Maybe that is not the issue, but rather people getting married too quickly with the notion of divorce as a “get-out-of-jail-free” card.
People should not get married with the mind set that if things get difficult they can get divorced. With that type of thinking, people could get married for the wrong reasons.
In the past year and a half, about nine people from my high school’s graduating class got married. Some of them also have children.
One individual is a divorcee at the age of 22, who admits she got married because she liked the idea of being married and getting a ring. What is it with women and rings? Who cares?
In the past five years, I have greatly changed. I could not even imagine being married to someone from high school, let alone being married at a young age. It seems people my age are on two sides of the spectrum.

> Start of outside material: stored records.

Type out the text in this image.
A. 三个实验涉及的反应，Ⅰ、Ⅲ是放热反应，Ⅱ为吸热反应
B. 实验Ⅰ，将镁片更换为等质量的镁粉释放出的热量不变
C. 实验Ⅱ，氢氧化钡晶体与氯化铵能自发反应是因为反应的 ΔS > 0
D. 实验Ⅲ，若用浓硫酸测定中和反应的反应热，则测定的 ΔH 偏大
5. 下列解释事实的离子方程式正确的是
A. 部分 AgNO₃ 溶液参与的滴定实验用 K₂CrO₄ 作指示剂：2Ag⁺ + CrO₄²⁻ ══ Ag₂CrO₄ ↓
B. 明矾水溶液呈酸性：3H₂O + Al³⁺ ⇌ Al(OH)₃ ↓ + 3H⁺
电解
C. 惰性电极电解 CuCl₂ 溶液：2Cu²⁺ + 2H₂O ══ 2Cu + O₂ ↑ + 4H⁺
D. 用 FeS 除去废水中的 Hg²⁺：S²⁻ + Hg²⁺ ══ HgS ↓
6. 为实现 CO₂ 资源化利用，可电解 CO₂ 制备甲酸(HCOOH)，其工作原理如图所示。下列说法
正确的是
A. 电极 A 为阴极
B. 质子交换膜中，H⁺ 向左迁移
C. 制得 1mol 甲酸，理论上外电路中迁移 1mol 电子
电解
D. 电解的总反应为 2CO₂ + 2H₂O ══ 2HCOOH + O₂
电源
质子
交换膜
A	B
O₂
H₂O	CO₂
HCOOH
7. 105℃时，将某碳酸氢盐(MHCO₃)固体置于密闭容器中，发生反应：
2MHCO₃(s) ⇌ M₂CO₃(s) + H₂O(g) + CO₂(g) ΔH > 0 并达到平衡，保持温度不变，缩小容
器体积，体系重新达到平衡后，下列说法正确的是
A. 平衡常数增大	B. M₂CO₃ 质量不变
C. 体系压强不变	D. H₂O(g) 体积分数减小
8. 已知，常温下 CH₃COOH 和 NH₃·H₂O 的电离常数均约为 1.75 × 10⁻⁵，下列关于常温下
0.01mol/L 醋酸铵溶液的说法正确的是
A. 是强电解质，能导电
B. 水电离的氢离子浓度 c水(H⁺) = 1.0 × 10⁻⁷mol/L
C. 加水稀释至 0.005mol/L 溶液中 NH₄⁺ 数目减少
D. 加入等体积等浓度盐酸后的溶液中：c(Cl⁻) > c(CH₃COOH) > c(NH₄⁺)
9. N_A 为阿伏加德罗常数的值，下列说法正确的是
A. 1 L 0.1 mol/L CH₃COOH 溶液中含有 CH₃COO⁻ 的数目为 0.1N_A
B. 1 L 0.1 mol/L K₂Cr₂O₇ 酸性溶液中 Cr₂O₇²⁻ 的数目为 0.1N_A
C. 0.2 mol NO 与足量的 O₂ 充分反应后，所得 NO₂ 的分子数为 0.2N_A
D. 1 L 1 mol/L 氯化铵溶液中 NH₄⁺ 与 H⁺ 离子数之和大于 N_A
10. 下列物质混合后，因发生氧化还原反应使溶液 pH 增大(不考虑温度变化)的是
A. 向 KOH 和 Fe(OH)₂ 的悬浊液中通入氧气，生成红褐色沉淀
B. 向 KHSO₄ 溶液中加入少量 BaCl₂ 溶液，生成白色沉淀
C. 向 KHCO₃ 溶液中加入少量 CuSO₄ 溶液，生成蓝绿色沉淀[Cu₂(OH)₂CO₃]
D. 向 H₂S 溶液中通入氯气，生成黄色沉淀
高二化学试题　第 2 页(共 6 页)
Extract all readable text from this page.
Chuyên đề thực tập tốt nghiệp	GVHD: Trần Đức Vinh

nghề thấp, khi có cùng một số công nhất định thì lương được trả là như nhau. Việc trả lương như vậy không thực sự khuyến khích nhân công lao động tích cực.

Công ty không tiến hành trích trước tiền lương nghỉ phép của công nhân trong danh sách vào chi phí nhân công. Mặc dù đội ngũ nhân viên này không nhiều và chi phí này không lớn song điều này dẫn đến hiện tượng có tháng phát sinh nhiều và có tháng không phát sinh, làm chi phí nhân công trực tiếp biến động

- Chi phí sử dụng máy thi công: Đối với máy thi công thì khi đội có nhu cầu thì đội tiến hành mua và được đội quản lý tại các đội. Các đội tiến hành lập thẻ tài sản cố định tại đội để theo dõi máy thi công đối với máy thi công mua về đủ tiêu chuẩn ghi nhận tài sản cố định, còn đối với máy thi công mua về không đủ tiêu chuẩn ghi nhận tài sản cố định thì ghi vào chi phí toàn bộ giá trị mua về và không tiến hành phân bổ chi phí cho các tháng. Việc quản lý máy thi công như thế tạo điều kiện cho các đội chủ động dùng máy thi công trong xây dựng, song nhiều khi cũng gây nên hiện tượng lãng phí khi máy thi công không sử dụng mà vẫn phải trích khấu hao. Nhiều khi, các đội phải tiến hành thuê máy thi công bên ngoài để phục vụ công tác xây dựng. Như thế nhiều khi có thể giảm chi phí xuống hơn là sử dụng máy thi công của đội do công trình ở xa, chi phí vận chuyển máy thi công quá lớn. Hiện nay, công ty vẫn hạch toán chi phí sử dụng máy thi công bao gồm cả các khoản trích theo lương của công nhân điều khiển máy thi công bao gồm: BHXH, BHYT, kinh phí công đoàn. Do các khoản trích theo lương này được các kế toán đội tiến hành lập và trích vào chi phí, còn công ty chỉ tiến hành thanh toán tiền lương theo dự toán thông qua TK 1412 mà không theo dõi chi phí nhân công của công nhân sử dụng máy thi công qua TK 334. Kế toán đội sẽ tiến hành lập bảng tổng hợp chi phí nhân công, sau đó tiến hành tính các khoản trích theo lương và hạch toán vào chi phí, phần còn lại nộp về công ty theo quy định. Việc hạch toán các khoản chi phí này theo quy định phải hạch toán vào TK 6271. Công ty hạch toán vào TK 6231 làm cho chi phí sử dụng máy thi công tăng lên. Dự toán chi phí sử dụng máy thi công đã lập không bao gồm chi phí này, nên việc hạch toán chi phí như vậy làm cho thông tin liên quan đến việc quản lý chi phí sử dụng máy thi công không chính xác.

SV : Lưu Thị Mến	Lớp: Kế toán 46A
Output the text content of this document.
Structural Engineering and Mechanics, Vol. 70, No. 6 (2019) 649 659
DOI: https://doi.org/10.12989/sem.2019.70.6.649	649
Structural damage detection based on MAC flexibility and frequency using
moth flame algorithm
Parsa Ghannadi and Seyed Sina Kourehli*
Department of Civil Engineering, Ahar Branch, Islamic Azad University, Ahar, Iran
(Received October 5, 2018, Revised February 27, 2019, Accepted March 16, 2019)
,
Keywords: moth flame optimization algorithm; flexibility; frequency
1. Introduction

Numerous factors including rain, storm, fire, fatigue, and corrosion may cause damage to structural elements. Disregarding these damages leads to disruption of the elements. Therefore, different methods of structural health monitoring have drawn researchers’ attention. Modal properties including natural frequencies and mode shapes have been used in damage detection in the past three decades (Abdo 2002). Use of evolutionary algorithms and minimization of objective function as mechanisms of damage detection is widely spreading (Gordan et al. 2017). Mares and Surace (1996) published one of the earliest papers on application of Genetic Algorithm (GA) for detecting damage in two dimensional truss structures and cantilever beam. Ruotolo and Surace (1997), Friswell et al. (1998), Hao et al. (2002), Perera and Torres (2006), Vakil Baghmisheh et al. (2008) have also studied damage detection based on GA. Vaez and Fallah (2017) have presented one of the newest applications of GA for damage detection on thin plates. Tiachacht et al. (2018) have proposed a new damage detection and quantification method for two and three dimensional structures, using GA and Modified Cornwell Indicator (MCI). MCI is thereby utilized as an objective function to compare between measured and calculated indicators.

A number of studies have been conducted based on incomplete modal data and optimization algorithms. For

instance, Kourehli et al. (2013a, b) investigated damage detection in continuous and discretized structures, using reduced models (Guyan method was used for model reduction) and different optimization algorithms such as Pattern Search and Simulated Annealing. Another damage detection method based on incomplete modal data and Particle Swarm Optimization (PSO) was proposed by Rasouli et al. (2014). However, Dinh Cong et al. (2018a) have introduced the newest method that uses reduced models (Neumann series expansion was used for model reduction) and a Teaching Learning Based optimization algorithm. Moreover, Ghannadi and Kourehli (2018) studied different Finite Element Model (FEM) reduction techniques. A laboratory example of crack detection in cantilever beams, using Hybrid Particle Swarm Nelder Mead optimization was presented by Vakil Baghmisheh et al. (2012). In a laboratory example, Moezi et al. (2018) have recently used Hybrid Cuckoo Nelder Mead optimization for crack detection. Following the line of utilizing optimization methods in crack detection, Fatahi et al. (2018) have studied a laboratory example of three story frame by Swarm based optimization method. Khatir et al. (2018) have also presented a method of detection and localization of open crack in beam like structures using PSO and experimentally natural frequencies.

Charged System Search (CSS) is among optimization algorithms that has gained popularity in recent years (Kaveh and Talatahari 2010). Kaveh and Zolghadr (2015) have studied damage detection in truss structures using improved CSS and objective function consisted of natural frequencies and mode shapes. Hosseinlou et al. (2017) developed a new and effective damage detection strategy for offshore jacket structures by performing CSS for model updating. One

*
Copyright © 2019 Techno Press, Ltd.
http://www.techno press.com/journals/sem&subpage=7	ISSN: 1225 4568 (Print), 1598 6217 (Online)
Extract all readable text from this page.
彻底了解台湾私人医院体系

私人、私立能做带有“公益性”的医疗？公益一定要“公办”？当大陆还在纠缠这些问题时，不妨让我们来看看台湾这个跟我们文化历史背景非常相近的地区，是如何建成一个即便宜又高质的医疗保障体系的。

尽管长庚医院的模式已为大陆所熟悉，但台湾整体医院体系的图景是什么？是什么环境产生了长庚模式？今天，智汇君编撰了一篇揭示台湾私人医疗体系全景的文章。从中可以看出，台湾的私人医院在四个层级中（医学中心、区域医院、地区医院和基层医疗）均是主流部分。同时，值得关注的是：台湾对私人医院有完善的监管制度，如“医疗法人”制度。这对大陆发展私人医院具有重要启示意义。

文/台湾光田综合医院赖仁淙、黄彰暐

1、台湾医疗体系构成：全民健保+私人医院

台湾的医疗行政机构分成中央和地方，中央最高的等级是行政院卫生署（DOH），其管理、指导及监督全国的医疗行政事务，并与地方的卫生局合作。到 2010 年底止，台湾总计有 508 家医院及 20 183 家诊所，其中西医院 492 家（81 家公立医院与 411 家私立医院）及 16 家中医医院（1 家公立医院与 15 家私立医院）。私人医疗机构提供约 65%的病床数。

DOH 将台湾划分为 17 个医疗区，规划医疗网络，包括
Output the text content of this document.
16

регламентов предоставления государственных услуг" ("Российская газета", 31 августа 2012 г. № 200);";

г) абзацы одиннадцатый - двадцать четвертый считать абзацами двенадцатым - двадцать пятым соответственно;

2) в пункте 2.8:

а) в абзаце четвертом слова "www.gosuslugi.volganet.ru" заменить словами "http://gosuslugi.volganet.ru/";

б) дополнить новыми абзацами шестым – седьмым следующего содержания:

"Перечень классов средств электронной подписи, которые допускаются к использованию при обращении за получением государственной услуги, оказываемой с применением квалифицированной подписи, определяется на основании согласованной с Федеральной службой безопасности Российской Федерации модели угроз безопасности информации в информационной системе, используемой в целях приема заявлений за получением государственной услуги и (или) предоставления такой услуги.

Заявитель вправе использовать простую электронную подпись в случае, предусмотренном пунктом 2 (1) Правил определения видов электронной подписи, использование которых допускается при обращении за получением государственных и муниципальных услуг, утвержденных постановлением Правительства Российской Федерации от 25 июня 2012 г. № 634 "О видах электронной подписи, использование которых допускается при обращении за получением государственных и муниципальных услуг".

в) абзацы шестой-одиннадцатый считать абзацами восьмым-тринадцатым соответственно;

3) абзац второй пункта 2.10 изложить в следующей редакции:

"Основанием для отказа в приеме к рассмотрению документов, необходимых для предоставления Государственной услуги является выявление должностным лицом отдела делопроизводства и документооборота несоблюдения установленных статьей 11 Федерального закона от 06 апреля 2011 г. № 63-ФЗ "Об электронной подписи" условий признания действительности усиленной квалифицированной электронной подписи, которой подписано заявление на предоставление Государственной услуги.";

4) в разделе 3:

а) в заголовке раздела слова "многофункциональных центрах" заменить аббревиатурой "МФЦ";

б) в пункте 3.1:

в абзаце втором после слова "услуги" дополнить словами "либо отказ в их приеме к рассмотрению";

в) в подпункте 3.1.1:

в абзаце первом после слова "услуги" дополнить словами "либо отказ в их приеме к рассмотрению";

I do not understand the big rush to get married. I do look forward to being married and sharing experiences for the rest of my life with someone, but I am not done growing and finding out who I am.
Living together could be an option to consider before settling down. Some people say you should not live together before you get married. If an individual is committed to someone who is a potential spouse, why not live with him or her to see if you mesh well together?
Some people know this practice as “testing the waters.” That could be the only way, however, to find out if something is wrong with a potential partner.
What is the point of getting married at all? If you and your partner are committed to each other forever, a wedding is just an expensive party. The legal state of being married is just that, legal.
There is a difference between getting married because a couple loves one another and having a wedding to show off. Somewhere in between the two, some people are attached to the idea of having a big wedding and getting married to share assets.
It is hard to know what things are really supposed to be like because of the unrealistic stories that show people what love should be like.
Television depicts relationships as those dripping with romance impracticality with tons of sex and forgiveness.
People have ideals for the perfect person that are impossible to live up to. By the same token, I also know several people who settled and compromised things they expected for their lives and expected in their partners.
There must be some middle ground, and I think there probably is somewhere out there.